Hansard records that Mr Vickers said: “Stockton has a knack of producing the finest inventions, and some of the finest minds. Brass Crosby, the stoical politician and former Lord Mayor of London, stood passionately for what he believed in, and was committed to the Tower of London for trying to install transparency in this place. This fellow Stocktonian was a titan of his time…”

Indeed he was. In fact, the only reason we are able to report precisely what Mr Vickers said in the House is because of Brass Crosby.

He was born in Stockton on May 8, 1725. His father was Hercules Crosby and his mother was Mary Brass, hence his distinctive first name. Mary was the co-heiress of the Brass family of coalowners of Blackhall on the Durham coast.

He was educated at The Hermitage overlooking Norton village green, and he became apprenticed to a Sunderland lawyer before heading to London to seek fame and fortune – some people have called him Stockton’s Dick Whittington.

His great good fortune was the three rich widows whom he married. They gave him provided him with the finance to get a start in politics in the days when you could buy, or bribe your way into, official jobs.

In 1768, he was elected MP for Honiton in Devon - a corrupt "potwalloper" seat (only people with a hearth large enough to boil a pot, or wallop, could vote). Two years later, he was elected Lord Mayor of London, which meant he was also the capital’s Chief Magistrate.

When he took up the position, he swore to the people of London that "at the risk of his life he would protect them in their just rights and privileges”.

This brought him into conflict with the king, George III, who was recruiting sailors to fight the Spanish over the Falkland Islands. Pressgangs toured the streets, seizing likely recruits – Crosby, as Chief Magistrate, prevented them from operating within the city.
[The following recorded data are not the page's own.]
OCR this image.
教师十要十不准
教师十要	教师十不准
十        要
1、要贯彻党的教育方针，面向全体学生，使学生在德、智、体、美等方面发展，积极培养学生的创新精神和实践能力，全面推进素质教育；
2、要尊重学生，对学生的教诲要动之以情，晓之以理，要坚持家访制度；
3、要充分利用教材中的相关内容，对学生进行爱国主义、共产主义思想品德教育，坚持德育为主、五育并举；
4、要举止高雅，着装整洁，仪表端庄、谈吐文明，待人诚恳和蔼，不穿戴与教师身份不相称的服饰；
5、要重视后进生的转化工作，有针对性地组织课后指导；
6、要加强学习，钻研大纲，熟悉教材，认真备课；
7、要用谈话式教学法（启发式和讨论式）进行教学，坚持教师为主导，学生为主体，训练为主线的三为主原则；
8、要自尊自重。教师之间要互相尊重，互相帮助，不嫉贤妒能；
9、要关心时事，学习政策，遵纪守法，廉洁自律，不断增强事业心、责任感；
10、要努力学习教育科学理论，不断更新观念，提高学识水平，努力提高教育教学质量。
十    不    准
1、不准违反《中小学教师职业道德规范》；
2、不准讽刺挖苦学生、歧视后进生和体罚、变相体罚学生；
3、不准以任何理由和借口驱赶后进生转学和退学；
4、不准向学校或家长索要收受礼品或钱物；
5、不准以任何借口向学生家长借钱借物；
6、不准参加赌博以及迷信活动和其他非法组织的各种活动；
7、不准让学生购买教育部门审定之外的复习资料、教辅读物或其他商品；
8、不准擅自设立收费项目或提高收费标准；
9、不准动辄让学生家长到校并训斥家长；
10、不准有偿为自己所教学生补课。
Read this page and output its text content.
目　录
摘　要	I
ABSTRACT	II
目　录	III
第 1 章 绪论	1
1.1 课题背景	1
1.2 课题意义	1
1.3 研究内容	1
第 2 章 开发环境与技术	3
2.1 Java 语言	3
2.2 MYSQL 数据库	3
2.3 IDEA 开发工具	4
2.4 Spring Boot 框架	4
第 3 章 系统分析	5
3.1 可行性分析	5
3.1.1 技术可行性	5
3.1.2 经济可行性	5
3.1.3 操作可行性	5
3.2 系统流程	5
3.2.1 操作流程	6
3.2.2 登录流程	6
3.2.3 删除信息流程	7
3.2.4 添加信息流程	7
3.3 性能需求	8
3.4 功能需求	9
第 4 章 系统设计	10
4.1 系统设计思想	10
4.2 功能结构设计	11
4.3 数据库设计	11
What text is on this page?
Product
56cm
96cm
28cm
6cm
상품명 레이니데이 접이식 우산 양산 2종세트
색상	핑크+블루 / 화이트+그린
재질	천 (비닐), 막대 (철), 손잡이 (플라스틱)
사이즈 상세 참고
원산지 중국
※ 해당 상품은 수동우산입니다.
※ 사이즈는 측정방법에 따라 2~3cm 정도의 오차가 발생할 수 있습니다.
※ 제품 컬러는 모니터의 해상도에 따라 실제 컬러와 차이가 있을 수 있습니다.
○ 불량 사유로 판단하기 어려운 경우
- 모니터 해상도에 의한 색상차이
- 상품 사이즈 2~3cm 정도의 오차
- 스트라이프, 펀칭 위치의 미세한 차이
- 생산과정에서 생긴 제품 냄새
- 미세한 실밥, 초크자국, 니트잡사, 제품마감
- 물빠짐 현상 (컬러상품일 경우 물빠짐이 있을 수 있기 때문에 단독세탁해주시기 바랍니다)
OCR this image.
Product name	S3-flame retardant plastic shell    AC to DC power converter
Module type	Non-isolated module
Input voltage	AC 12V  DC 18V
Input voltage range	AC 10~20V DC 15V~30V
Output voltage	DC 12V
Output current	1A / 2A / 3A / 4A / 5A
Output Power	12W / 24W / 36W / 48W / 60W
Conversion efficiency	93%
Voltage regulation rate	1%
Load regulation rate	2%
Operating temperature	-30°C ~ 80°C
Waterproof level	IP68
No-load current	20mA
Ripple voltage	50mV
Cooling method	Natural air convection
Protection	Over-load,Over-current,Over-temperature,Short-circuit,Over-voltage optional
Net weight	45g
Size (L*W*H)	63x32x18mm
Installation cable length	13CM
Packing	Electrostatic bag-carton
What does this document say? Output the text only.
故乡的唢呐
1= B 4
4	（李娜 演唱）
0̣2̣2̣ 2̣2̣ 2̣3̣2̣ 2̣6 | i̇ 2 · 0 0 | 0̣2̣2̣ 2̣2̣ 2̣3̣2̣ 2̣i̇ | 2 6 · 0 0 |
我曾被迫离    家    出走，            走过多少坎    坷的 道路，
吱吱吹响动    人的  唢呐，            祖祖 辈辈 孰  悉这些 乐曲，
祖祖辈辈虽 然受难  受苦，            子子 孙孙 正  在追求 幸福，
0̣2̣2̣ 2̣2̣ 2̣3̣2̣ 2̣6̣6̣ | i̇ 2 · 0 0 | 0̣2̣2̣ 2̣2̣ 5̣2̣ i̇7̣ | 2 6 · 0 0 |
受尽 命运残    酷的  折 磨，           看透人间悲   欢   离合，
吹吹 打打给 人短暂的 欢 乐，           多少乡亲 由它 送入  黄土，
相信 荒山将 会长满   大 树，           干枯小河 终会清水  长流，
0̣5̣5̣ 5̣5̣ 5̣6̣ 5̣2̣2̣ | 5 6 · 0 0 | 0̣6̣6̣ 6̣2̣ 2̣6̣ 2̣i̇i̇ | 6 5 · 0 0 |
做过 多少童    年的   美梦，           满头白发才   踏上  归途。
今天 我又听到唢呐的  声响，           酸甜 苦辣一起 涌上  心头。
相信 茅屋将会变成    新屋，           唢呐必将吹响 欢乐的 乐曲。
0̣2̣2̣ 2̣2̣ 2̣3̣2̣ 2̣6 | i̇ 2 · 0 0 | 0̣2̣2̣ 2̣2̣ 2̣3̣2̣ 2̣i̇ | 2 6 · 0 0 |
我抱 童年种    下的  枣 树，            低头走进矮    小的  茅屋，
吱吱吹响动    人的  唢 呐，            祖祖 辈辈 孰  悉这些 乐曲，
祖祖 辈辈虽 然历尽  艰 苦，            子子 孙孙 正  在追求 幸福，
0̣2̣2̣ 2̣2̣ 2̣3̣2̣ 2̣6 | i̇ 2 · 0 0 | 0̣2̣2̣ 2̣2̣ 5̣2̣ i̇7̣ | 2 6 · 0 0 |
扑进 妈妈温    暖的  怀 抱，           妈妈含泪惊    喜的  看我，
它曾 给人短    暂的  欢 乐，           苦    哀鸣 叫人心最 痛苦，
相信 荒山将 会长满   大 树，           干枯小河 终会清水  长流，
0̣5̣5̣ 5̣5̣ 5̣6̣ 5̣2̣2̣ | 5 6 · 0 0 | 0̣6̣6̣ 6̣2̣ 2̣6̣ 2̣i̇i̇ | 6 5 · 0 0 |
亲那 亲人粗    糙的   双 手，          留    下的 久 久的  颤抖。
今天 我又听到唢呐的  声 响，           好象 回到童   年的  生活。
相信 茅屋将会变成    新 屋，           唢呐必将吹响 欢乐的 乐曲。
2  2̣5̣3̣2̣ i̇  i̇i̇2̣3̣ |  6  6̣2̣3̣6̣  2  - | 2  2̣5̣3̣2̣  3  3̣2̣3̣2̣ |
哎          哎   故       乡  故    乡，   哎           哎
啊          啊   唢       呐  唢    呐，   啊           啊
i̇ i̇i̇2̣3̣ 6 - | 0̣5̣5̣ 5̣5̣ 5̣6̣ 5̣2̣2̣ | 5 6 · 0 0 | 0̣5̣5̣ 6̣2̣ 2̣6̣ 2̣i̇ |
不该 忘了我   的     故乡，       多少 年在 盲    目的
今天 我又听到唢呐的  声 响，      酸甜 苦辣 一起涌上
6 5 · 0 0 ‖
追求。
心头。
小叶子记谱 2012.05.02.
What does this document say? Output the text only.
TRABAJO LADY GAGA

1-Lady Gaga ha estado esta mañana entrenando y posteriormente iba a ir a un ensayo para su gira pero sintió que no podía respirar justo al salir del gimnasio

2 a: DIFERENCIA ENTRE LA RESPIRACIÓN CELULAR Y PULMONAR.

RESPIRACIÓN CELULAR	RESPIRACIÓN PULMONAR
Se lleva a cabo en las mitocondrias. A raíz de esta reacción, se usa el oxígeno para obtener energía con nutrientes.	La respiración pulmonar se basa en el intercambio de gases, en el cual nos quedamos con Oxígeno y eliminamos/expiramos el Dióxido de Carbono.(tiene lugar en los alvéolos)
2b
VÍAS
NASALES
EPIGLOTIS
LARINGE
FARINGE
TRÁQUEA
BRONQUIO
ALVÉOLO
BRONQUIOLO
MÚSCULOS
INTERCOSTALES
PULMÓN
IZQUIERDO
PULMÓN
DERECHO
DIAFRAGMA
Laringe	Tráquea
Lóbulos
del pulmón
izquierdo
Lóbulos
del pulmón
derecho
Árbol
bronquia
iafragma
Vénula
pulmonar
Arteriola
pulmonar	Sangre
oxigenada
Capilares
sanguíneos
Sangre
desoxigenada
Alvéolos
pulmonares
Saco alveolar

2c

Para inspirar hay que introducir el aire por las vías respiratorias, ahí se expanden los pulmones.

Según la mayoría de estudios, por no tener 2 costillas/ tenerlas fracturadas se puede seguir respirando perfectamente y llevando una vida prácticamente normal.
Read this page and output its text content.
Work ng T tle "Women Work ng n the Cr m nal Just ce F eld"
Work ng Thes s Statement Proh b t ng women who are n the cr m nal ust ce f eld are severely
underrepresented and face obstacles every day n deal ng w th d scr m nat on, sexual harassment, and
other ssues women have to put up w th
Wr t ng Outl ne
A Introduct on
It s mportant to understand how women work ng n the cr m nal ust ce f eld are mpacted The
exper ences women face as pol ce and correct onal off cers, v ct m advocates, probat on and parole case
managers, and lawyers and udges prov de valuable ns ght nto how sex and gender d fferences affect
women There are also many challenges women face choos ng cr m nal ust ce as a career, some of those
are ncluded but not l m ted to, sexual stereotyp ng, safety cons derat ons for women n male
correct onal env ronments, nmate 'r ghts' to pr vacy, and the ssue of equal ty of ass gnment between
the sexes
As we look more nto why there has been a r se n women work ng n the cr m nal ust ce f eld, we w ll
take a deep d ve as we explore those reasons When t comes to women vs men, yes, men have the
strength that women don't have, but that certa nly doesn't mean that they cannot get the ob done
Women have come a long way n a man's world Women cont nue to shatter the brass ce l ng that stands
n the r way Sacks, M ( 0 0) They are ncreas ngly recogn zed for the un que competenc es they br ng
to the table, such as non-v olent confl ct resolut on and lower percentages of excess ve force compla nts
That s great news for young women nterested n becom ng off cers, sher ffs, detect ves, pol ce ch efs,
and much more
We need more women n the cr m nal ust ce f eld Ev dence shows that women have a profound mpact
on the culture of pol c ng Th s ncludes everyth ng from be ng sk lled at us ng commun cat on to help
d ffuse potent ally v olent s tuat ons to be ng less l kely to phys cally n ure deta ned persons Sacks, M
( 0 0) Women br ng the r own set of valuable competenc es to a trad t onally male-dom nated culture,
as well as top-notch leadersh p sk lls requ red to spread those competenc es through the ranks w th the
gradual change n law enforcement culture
But the big conflict came in 1771. These days, MPs will do anything to get themselves in the papers or on the telly or splashed across social media; back then, newspapers were not allowed to report what was said in the House in case an MP said something that made him look silly.

So newspapers fictionalised their Parliamentary accounts. They gave them ironic titles, like the Proceedings of the Lower Room of the Robin Hood Society, with the speakers being given mocking, but anonymous, names. Sir Robert Walpole, for example, was referred to as "Sr. R―t W―le”.

In February 1771, John Miller, printer of the London Evening Post, decided to fill in the blanks and print verbatim what MPs had said. The Earl of Onslow, the MP for Surrey, objected, and the Serjeant-at-Arms sent a messenger to capture the culprit.

Miller was arrested and brought before the magistrates, chaired by Crosby. The Parliamentary authorities expected Miller to be imprisoned for such a terrible crime, but Crosby refused. Instead, he had the messenger jailed for assault and false imprisonment.

Crosby claimed he was following his oath to protect the rights of Londoners.

The Parliamentary authorities were outraged. They demanded Brass attend the House to explain.

But the poor fellow was stricken by a bad bout of gout, and a huge crowd of his supporters had to carry him into the Commons.

The authorities realised that he was becoming a cause celebre and said he was too ill to face them. Crosby, who liked a good scene, proclaimed that he was guilty of disobeying Parliament by releasing the printer and demanded that he be punished by being sent to the Tower.

George III, who had previous with Crosby, felt he had no option but to punish the Lord Mayor, although he had Brass rowed up the Thames to the Tower in a boat so his land-based supporters couldn't free him.

For two months the hero from Stockton languished in the jail.

When Parliament was dissolved on May 8 – Crosby’s 46th birthday – he was released. A 21-gun salute greeted him. Huge crowds cheered him. A triumphal procession carried him through the streets, grateful people pulling his carriage instead of horses. At night, the city was illuminated in his honour.

Never again has Parliament tried to suppress reports of its debates, with Thomas Hansard becoming Parliament’s first official printer to record what was so said.

Hansard records that Mr Vickers finished by saying: “While I don’t plan on spending a night in the tower, I’ll be as ‘bold as brass’ in standing up for Stockton.”

Because it is said that the way Crosby bravely stood up to the MPs, the House authorities and the king is the derivation of that phrase – he was as bold as Brass.

He died in 1793 and is buried in Chelsfield, Kent, where through his third wife he’d become Lord of the Manor. There’s a memorial to him in the nearby church; there’s a blue plaque to him in Bromley, where he lived; there’s a street named after him in Southwark; there’s an obelisk in his honour in the centre of St George’s Circus in London, and in Canada there are two townships – North and South Crosby – which bear his name (although in 1998, they merged into a town named after a Devon family of settlers called Bastard).

Stockton has nowt. Anyone know an MP who might be prepared to get him memorialised in his hometown?